A possible trade of Alfonso Soriano by the Cubs seemed to clear a big hurdle in the last two days.

That hurdle would be Soriano's approval.

The Cubs left fielder met after Tuesday night's game in Arizona with team president Theo Epstein, general manager Jed Hoyer and field manager Dale Sveum. All indications are that Soriano seems willing to be traded, but Epstein told reporters Soriano wants a couple of days to think about it.

The New York Yankees, Soriano's first big-league team, are interested in acquiring a bat, and they've scouted Soriano extensively

Soriano is entitled by Major League Baseball's collective-bargaining agreement to veto any trade involving him because he is a so-called 10-and-5 player, meaning he has played in the big leagues at least 10 years and five with one club.

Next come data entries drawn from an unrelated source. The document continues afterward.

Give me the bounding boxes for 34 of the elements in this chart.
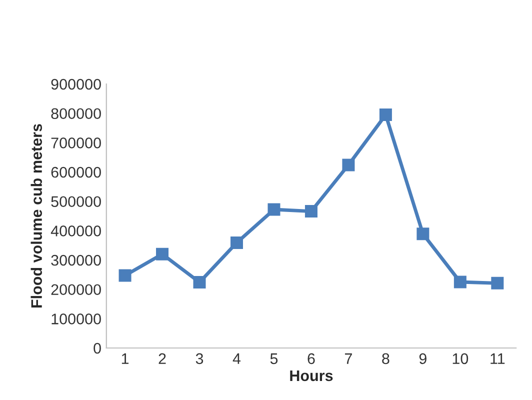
point [118, 269, 132, 282]
y-tick-label: 600000 [51, 166, 101, 178]
y-tick-label: 700000 [51, 138, 101, 148]
y-tick-label: 300000 [51, 254, 101, 266]
y-tick-label: 100000 [52, 314, 101, 324]
x-tick-label: 4 [232, 353, 241, 364]
point [304, 205, 318, 218]
x-tick-label: 7 [344, 353, 352, 364]
x-tick-label: 2 [158, 353, 166, 364]
point [379, 108, 392, 122]
point [268, 203, 280, 216]
point [230, 236, 243, 249]
point [416, 228, 430, 240]
x-tick-label: 10 [452, 353, 468, 364]
y-tick-label: 500000 [51, 196, 101, 208]
point [491, 276, 504, 290]
x-tick-label: 6 [308, 353, 315, 364]
x-tick-label: 11 [490, 353, 505, 364]
y-tick-label: 200000 [51, 284, 101, 296]
x-tick-label: 1 [122, 353, 129, 364]
point [156, 248, 169, 260]
point [342, 158, 355, 172]
point [193, 276, 206, 289]
y-tick-label: 900000 [51, 78, 101, 90]
y-tick-label: 400000 [50, 226, 101, 236]
y-tick-label: 800000 [51, 108, 101, 120]
point [454, 276, 466, 288]
y-axis-title: Flood volume cub meters [30, 124, 42, 308]
x-axis-title: Hours [290, 370, 333, 382]
y-tick-label: 0 [94, 342, 101, 354]
x-tick-label: 8 [382, 353, 390, 364]
x-tick-label: 5 [270, 353, 278, 364]
x-tick-label: 9 [419, 353, 426, 364]
x-tick-label: 3 [196, 353, 204, 364]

When he signed his eight-year, $136 million contract with the Cubs in November 2006, he was given a full no-trade clause by then-GM Jim Hendry, but the 10-and-5 rights supersede the no-trade.

The Cubs' lineup situation created a stir on social media Wednesday because Soriano was not in the lineup for the night's game against the D'Backs. The Cubs said it was a scheduled day off.

For his part, Soriano seems resigned to leaving if the two sides can work out a deal.

"Maybe wherever I go I can feel better," Soriano told reporters at Chase Field Wednesday. "(Epstein) knows my point. So now we're waiting.

"I'm 37. I want one more chance to go to the World Series. If (the Cubs) don't have that on their mind, (and) they're preparing the team for 2015 or 2016, it's too late for me. At the same time, I try to be a champion here. If not, I've got to try and do that with another team."

Soriano appeared to make it clear to reporters that he would not refuse a trade with the Yankees, who are on a list of teams that he would accept. The non-waiver trading deadline is July 31.

"We're got six, seven days," he said. "So I think the best chance, the best offer for them, that's what they want to take. We'll see. There's no rush."

The Cubs would like some financial relief from Soriano's contract, which was for $18 million this year and calls for him to be paid $18 million next season. The Yankees may pick up part of the money, and that no doubt would affect the caliber of prospect they'd be willing to send to the Cubs.

Soriano entered Wednesday with a hitting line of .254/.287/.467 with a team-leading 17 home runs. His 51 RBI were second on the team to Anthony Rizzo's 57.

Soriano's major-league career began in 1999 with the Yankees, for whom he played through 2003. He was on World Series teams in 2001 and '03, both of which lost, to the Diamondbacks in '01 and to the Marlins in '03.

If Soriano goes, the Cubs seem ready to plug rookie Junior Lake into left field. Lake went 12-for-22 with 2 home runs in his first 5 games since last Friday's call-up from Class AAA Iowa.